TwitCam Wine Tasting

TwitCam Wine Tasting

I was playing with a new service on twitter call TwitCam that allows you to create a video broadcast and then let people know, and chat, via Twitter.

It was fun broadcasting a wine tasting LIVE.

My first video was meant only as a response to a question, but it encouraged some feedback from others who tried to interact, so I thought I would do another and ask for interaction. I decided to run a wine tasting, not as a “presentation” (as most wine videos are), but as an interactive event, getting guesses on the wine from participants – a double blind tasting*.

The results can now be seen on the archived video here (or click on the image). I am not embedding it here as it starts playing automatically, which can get annoying.

We are only just starting to explore the possibilities of  bringing together different services such as twitter, blogging, video and audio. This is what can make communication and learning fun. Not just for wine, but in many fields.

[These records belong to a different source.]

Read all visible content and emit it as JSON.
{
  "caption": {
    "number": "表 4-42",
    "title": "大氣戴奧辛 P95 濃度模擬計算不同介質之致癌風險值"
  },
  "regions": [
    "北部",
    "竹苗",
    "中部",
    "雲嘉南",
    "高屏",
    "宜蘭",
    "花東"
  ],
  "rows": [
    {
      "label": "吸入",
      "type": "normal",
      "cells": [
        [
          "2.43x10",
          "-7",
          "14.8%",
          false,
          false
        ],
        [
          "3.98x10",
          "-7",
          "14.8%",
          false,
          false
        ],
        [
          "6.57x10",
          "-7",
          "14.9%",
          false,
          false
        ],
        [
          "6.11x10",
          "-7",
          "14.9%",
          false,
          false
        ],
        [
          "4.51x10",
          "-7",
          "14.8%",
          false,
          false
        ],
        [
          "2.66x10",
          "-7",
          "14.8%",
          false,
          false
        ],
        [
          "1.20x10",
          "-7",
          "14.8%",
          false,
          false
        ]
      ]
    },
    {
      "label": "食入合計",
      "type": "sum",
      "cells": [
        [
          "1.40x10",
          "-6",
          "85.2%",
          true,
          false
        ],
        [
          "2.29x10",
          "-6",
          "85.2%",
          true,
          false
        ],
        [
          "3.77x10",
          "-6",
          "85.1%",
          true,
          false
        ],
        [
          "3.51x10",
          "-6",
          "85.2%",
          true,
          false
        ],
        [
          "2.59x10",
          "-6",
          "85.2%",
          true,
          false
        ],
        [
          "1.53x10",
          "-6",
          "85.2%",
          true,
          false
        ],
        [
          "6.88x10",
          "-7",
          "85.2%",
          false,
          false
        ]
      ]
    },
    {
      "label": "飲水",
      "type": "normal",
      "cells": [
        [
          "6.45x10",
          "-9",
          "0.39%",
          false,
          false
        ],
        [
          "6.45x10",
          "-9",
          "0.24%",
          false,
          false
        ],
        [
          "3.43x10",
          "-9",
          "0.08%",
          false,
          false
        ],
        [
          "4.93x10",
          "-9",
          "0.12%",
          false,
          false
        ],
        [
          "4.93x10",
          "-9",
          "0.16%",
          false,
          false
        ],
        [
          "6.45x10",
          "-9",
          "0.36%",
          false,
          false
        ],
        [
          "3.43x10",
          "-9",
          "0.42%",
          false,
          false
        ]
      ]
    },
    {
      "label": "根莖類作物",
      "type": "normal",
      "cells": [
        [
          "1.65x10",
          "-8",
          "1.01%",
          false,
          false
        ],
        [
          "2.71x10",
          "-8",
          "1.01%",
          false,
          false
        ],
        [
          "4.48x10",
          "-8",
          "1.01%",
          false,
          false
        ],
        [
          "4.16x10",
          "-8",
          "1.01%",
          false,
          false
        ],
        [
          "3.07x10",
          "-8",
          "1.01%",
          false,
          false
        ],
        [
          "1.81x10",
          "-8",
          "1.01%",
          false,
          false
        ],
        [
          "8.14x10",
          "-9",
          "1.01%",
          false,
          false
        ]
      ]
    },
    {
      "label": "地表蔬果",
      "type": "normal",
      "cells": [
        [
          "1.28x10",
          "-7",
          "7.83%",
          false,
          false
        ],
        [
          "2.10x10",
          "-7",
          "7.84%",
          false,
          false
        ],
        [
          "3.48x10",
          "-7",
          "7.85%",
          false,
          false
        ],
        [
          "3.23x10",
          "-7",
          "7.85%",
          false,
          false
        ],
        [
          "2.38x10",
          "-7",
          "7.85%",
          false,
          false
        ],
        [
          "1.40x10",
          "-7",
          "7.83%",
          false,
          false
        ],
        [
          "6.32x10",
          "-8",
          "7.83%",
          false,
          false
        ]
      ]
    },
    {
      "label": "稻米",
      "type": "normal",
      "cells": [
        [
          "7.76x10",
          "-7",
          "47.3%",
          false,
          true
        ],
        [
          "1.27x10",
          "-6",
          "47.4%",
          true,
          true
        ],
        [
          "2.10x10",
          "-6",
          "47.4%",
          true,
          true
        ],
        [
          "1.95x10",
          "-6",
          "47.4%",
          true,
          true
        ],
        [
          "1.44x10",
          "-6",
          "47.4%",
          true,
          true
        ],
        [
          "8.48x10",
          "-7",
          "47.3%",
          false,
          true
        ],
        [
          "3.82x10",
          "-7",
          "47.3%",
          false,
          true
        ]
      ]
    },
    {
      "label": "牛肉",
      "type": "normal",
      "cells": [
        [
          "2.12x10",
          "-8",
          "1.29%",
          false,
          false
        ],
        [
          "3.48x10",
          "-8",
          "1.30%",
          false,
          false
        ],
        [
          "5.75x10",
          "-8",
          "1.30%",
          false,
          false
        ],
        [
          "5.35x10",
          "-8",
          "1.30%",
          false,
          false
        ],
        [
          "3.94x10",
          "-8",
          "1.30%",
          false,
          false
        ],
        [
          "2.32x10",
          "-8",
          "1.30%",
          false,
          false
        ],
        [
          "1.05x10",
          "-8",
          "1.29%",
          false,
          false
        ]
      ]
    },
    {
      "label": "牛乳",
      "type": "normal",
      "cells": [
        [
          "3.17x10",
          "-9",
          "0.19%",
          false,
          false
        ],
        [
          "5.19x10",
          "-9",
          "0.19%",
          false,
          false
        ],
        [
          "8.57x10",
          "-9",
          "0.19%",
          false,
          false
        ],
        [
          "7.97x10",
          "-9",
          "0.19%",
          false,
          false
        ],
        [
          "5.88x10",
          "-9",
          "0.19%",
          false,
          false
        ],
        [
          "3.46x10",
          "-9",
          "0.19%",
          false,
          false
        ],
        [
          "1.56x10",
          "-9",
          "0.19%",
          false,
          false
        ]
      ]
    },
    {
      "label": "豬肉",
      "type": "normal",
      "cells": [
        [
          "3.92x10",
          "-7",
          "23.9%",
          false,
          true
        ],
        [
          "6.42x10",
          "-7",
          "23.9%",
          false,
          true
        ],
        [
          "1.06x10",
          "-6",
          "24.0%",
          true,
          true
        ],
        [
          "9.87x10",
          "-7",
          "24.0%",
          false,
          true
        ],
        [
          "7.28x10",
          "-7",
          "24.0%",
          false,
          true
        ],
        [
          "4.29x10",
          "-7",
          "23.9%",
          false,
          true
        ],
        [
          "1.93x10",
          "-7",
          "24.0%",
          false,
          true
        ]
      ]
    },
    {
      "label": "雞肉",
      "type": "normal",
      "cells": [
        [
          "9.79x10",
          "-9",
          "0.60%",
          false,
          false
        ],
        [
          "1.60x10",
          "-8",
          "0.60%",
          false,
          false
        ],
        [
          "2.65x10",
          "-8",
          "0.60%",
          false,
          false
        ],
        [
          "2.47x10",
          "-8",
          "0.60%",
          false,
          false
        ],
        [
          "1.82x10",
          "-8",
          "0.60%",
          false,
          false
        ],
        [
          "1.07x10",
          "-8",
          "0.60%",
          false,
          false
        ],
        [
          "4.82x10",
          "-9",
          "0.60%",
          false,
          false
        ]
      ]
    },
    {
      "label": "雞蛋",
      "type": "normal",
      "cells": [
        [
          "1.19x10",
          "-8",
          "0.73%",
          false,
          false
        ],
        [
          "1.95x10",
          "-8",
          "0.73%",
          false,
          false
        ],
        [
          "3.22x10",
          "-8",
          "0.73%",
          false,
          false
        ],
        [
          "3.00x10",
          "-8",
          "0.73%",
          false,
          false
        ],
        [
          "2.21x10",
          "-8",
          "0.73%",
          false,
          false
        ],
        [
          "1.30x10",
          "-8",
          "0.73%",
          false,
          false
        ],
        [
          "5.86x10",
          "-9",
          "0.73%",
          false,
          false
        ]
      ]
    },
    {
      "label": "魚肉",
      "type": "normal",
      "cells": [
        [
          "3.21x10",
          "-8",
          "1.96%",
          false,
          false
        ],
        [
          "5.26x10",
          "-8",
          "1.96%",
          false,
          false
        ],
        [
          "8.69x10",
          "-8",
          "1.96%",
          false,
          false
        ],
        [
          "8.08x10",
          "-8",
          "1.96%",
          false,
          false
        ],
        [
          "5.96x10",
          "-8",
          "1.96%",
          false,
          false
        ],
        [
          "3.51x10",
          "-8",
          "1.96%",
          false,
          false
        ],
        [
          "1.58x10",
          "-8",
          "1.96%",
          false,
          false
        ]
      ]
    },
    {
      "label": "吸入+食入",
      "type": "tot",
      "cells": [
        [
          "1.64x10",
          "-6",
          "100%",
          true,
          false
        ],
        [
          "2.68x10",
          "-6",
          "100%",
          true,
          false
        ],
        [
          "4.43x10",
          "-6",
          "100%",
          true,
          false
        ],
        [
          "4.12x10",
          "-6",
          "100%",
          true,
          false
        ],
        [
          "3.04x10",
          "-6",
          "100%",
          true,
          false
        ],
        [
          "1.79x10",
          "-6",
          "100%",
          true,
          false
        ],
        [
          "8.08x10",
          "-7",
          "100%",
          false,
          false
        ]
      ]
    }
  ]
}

It is not a lecture, but a way to reach out to a lot more people around the globe and make friends.

If you participated or left comments later, thank you so much! I had great fun. So much so I’m planning on doing it again next week.

See you Thursday, 6th of August at 16:00 UK time (please check what that would be for you).

* a tasting where one person has to guess the wine based only from another person’s notes – who themselves doesn’t know what the wine is. Except I did. Hard to hide it from yourself really.